Huawei's New Plan to Beat US Sanctions: Just Build a 3D Apartment for Chips
While TSMC and ASML play with expensive EUV lasers, Huawei is trying to cheat physics with LogicFolding. It’s a bold attempt to mask the lack of modern gear with architecture, promising 1.4nm-class density without actually shrinking anything.
Huawei is throwing a curveball at the industry by introducing the Tau Scaling Law. Instead of agonizing over the US export ban on advanced EUV lithography machines, the company claims it can achieve the density of a 1.4nm process by simply stacking logic circuits in two layers rather than one. They call this architecture LogicFolding.

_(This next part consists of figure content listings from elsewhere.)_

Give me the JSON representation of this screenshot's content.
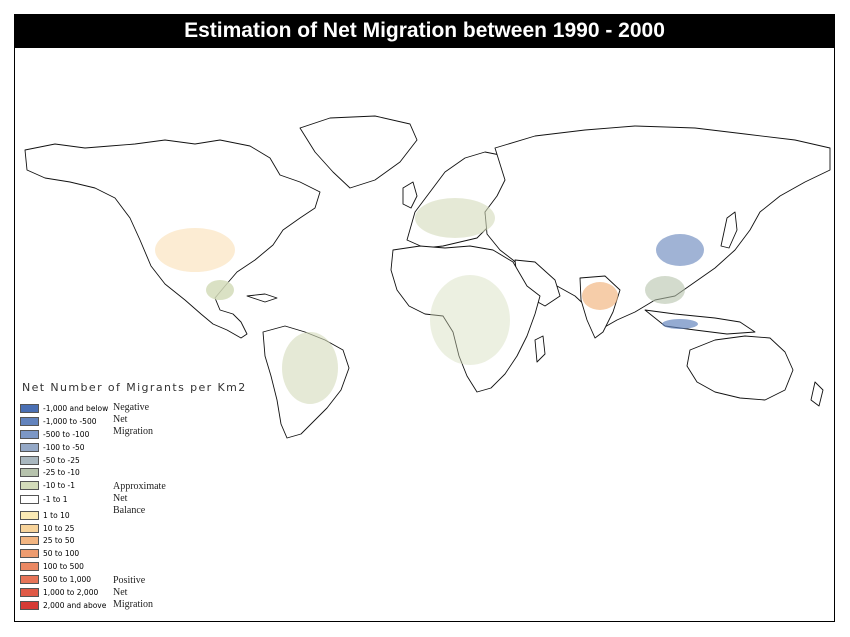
{
  "title": "Estimation of Net Migration between 1990 - 2000",
  "legend": {
    "title": "Net Number of Migrants per Km2",
    "items": [
      {
        "label": "-1,000 and below",
        "color": "#4a6fb3"
      },
      {
        "label": "-1,000 to -500",
        "color": "#6283bd"
      },
      {
        "label": "-500 to -100",
        "color": "#7c97c5"
      },
      {
        "label": "-100 to -50",
        "color": "#94a8c6"
      },
      {
        "label": "-50 to -25",
        "color": "#a9b7bf"
      },
      {
        "label": "-25 to -10",
        "color": "#b7c3ad"
      },
      {
        "label": "-10 to -1",
        "color": "#d4dcba"
      },
      {
        "label": "-1 to 1",
        "color": "#ffffff"
      },
      {
        "label": "1 to 10",
        "color": "#fbeab5"
      },
      {
        "label": "10 to 25",
        "color": "#f7d39a"
      },
      {
        "label": "25 to 50",
        "color": "#f2b581"
      },
      {
        "label": "50 to 100",
        "color": "#ee9c70"
      },
      {
        "label": "100 to 500",
        "color": "#ea8863"
      },
      {
        "label": "500 to 1,000",
        "color": "#e67458"
      },
      {
        "label": "1,000 to 2,000",
        "color": "#e05a47"
      },
      {
        "label": "2,000 and above",
        "color": "#d63b35"
      }
    ],
    "groups": [
      {
        "lines": [
          "Negative",
          "Net",
          "Migration"
        ]
      },
      {
        "lines": [
          "Approximate",
          "Net",
          "Balance"
        ]
      },
      {
        "lines": [
          "Positive",
          "Net",
          "Migration"
        ]
      }
    ]
  }
}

By vertically stacking components, Huawei isn't shrinking the physical transistors—which remain stuck at the sizes SMIC can currently manufacture—but it is drastically cutting down the travel distance for electrical signals. Because the signal jumps to the floor below instead of crossing the chip, the propagation delay, or τ (tau), is significantly reduced. Huawei states it has already quietly pushed 381 chip models into production using this principle over the past six years.

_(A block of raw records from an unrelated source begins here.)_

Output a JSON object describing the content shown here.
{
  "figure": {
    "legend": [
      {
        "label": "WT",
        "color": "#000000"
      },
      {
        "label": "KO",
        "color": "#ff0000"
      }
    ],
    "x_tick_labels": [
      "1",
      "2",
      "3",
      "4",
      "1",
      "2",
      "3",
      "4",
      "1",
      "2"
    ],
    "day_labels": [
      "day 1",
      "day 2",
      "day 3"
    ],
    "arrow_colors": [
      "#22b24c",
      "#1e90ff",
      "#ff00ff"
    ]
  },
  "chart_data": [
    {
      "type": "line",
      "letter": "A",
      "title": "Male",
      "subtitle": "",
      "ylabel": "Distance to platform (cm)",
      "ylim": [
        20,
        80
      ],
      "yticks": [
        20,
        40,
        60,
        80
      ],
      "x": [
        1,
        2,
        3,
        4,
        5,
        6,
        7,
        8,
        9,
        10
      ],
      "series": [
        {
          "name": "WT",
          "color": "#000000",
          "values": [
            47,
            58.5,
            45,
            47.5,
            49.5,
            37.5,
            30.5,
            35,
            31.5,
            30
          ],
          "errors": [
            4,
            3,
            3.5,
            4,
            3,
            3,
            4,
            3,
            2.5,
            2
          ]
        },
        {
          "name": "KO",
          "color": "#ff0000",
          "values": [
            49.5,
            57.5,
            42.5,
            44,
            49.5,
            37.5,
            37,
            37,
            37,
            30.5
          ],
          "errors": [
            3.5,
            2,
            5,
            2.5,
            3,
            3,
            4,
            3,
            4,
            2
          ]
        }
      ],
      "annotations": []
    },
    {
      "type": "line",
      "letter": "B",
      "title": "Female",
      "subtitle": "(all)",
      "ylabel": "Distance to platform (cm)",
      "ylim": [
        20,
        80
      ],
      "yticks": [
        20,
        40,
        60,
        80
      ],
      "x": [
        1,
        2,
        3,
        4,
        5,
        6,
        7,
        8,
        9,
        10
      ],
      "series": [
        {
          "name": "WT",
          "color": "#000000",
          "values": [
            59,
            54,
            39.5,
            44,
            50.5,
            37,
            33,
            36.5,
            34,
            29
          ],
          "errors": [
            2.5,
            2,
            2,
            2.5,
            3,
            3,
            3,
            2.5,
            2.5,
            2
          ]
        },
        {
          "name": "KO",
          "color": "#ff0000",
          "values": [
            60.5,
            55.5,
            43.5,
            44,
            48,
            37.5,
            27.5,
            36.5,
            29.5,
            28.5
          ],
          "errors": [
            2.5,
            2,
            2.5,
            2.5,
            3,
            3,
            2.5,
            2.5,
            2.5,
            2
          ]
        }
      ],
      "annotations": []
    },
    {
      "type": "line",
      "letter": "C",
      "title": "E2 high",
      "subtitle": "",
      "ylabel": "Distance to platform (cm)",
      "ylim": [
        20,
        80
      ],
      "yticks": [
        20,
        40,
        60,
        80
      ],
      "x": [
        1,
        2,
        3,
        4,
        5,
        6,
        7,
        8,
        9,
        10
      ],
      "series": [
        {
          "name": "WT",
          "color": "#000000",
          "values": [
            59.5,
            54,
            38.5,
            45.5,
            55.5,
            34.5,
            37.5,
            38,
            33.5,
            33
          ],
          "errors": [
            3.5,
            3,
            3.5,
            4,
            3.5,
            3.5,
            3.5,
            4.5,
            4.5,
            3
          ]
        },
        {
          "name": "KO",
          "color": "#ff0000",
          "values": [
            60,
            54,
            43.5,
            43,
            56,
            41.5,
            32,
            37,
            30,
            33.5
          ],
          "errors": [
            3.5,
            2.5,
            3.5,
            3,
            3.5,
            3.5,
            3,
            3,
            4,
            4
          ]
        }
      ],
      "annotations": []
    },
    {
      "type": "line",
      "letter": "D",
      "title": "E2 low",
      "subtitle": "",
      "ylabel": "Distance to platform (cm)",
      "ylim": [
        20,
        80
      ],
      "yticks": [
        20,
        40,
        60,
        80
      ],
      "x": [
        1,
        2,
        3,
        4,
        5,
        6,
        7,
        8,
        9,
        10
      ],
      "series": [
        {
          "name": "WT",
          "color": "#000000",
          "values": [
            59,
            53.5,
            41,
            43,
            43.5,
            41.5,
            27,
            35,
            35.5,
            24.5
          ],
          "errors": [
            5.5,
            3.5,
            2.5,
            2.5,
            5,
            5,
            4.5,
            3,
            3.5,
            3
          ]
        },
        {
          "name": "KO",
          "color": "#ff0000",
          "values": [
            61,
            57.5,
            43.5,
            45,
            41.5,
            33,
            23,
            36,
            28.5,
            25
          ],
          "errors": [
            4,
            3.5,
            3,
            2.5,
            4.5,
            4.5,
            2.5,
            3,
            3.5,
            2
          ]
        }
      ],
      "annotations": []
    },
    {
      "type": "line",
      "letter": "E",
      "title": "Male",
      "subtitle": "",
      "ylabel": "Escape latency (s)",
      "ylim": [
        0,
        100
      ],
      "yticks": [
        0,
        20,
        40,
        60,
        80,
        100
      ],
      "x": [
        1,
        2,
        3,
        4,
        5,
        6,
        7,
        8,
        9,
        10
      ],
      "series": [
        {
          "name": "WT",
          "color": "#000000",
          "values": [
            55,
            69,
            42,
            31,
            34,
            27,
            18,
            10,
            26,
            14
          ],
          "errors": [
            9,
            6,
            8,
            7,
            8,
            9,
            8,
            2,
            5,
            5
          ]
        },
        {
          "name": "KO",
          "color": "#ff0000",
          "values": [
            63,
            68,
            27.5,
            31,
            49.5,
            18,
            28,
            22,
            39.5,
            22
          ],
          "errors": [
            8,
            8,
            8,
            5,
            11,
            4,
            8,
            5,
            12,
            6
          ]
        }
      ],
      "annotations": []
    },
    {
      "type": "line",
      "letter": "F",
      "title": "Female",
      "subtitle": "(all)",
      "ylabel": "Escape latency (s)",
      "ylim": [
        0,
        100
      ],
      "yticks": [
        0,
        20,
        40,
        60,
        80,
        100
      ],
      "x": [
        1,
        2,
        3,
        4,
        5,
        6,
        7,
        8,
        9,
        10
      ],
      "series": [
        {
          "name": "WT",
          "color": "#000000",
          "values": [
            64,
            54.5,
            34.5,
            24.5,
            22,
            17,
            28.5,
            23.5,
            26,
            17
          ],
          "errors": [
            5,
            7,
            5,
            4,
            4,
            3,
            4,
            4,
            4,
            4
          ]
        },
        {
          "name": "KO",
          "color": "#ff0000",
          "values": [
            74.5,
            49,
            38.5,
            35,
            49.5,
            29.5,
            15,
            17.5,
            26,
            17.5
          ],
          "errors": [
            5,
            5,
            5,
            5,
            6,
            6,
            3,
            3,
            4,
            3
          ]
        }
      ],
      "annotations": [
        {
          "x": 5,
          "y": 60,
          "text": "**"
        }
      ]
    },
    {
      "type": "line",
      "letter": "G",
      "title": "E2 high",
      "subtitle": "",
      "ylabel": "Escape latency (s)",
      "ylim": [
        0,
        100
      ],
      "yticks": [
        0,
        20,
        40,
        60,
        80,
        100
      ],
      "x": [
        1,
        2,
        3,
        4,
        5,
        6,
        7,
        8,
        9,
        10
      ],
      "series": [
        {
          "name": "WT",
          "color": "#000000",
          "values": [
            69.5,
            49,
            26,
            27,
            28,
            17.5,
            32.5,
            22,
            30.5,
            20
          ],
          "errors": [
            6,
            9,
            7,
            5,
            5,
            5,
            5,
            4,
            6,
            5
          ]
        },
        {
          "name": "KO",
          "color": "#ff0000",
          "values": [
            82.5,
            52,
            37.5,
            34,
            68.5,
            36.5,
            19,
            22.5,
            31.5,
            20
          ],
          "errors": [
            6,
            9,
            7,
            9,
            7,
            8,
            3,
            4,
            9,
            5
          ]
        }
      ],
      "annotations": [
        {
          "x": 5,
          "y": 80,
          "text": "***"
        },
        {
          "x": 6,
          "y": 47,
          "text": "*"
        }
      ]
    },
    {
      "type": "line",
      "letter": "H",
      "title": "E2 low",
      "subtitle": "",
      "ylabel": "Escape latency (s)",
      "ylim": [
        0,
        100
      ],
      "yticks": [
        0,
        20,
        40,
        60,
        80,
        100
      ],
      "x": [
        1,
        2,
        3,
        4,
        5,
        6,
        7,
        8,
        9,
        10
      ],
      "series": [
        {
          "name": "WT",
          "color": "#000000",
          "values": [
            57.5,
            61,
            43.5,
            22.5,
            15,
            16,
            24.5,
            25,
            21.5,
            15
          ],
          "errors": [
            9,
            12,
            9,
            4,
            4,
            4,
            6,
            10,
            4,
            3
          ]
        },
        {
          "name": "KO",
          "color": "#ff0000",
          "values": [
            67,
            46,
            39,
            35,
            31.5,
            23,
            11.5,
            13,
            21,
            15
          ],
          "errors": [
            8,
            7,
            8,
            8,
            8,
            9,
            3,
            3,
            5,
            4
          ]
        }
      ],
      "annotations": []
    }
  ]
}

The first batch of Kirin smartphone processors featuring LogicFolding is expected to arrive this autumn. Plans are already in motion to scale this to Ascend AI accelerators and massive server clusters by 2030. Despite the optimism, the president of Huawei's semiconductor division, He Tingbo, has admitted that the company still lacks the necessary design tools and, unsurprisingly, hasn't quite figured out how to stop these "apartments" from overheating.
This is a fascinating exercise in "if you can't buy the best tools, just change the game." Whether this is a genuine breakthrough or just a clever way to mask the brutal reality of lagging behind global standards remains the biggest question in tech. If you can't beat the physics of lithography, why not just build a skyscraper on a piece of silicon and hope it doesn't melt?